R2- Ease of use and maintenance for system administrators
Our solution must be easy to use and maintain for system administrators. It must be very easy for administrators to create and maintain configuration for each environment and to track changes done to the configuration.

R3- Robustness
I want all the applications to share the same configuration, specially in our environment, where several applications interact with the same databases/web services/etc. It must be impossible for application A to point to a database Db_staging while application B points to Db_integration. They must always point to the same database.

R4- Flexibility
At least in our case, the staging/QA/integration environments are far from being identical to our production environment, mainly due to infrastructure expenses: we have 10+ servers in production and we only have 2 servers per environment. We can not afford to have 10+ servers per environment.

Besides, you never know what a developer will need in order to test the application in their boxes.

So, our solution must allow a great deal of flexibility, assuming nothing about the different environments.

R5- Ease of use for developers
It must be very easy for developers to get the configuration values and to tamper with them in their development environments.

R6- Security
Finally, for us, it was very important to have one single database user per application. But this could be a very particular requirement.

The (simplified) solution
S1- Global configuration file: create a file (or files) that contain all your configuration resources (connection strings to databases, ftp connection details, urls to web services, etc).

We choose an XML file with key/values:

<add name="MyDB1" value="Data Source=stagingSQL;Initial Catalog=MyDB;User ID=user;Password=pass"/>

S2- Create a copy of this file per environment, and put it under version control so that you can check for modifications.

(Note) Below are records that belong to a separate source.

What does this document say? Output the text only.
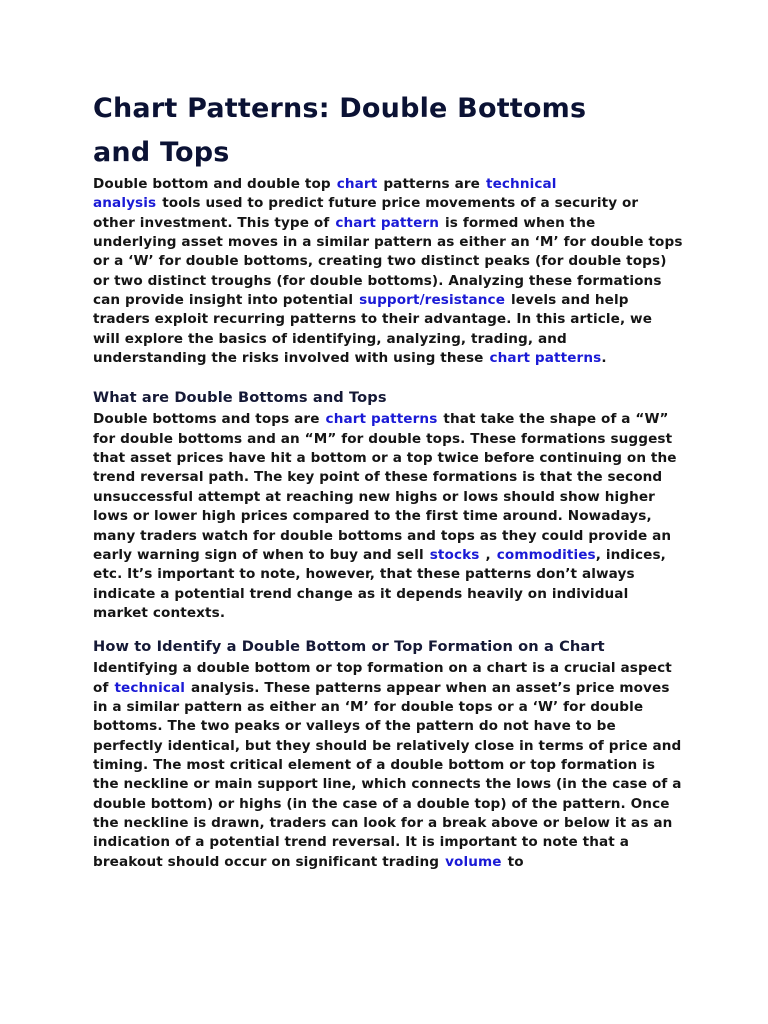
Chart Patterns: Double Bottoms
and Tops

Double bottom and double top chart patterns are technical
analysis tools used to predict future price movements of a security or other investment. This type of chart pattern is formed when the underlying asset moves in a similar pattern as either an ‘M’ for double tops or a ‘W’ for double bottoms, creating two distinct peaks (for double tops) or two distinct troughs (for double bottoms). Analyzing these formations can provide insight into potential support/resistance levels and help traders exploit recurring patterns to their advantage. In this article, we will explore the basics of identifying, analyzing, trading, and understanding the risks involved with using these chart patterns.

What are Double Bottoms and Tops

Double bottoms and tops are chart patterns that take the shape of a “W” for double bottoms and an “M” for double tops. These formations suggest that asset prices have hit a bottom or a top twice before continuing on the trend reversal path. The key point of these formations is that the second unsuccessful attempt at reaching new highs or lows should show higher lows or lower high prices compared to the first time around. Nowadays, many traders watch for double bottoms and tops as they could provide an early warning sign of when to buy and sell stocks , commodities, indices, etc. It’s important to note, however, that these patterns don’t always indicate a potential trend change as it depends heavily on individual market contexts.

How to Identify a Double Bottom or Top Formation on a Chart

Identifying a double bottom or top formation on a chart is a crucial aspect of technical analysis. These patterns appear when an asset’s price moves in a similar pattern as either an ‘M’ for double tops or a ‘W’ for double bottoms. The two peaks or valleys of the pattern do not have to be perfectly identical, but they should be relatively close in terms of price and timing. The most critical element of a double bottom or top formation is the neckline or main support line, which connects the lows (in the case of a double bottom) or highs (in the case of a double top) of the pattern. Once the neckline is drawn, traders can look for a break above or below it as an indication of a potential trend reversal. It is important to note that a breakout should occur on significant trading volume to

S3- Create a project in your CI server that deploys this configuration file(s) to the right servers when a change is detected.

So far we have handled requirements:
R1- We have automatic deployment of the configuration because it is a simple plain-text file under version control that is automatically deployed by our CI server (or any other mechanism you prefer).

R2- System administrators only have to commit changes to the configuration files in the right branch in order to modify an envinroment's configuration.

R3- There isn't a configuration file per application but a single "source of truth": the global.config file. There is no way you can get two different values for the same key.

R4- There are no limits to what you can place in a text file. The only requirement is that the keys are the same for all the files, otherwise the applications won't find the resources they are asking for. That should be flexible enough and some naming conventions can make it simple.

R5- Build an API to access the configuration values. Make it very transparent to users. Our client calls look like this: Environment.Current.GetDbConnectionString("MyKey"), which is very similar to AppSettings.ConnectionStrings["MyKey"].

R6- Using a very simple template for the values you can make your API to automatically handle this kind of security:

  • Have a users.config file where you have ApplicationIds -> User/Password.
  • Make your API request the running application to provide its ApplicationId before the application can access any configuration values: Environment.Initialize("MyAppId"); Any call to Environment.Current should fail if no ApplicationId has been provided.
  • Make your connection strings look like this:
    <add name="MyDB1" value="Data Source=stagingSQL;Initial Catalog=MyDB;User ID={user};Password={password}"/>
  • Finally, make your GetDbConnectionString load the ConnectionString, the ApplicationId -> User/Password values, and replace the placeholders with the actual values.
We have found this approach to be a very nice solution. Hope it helps you find your own, or you can use this one as it is.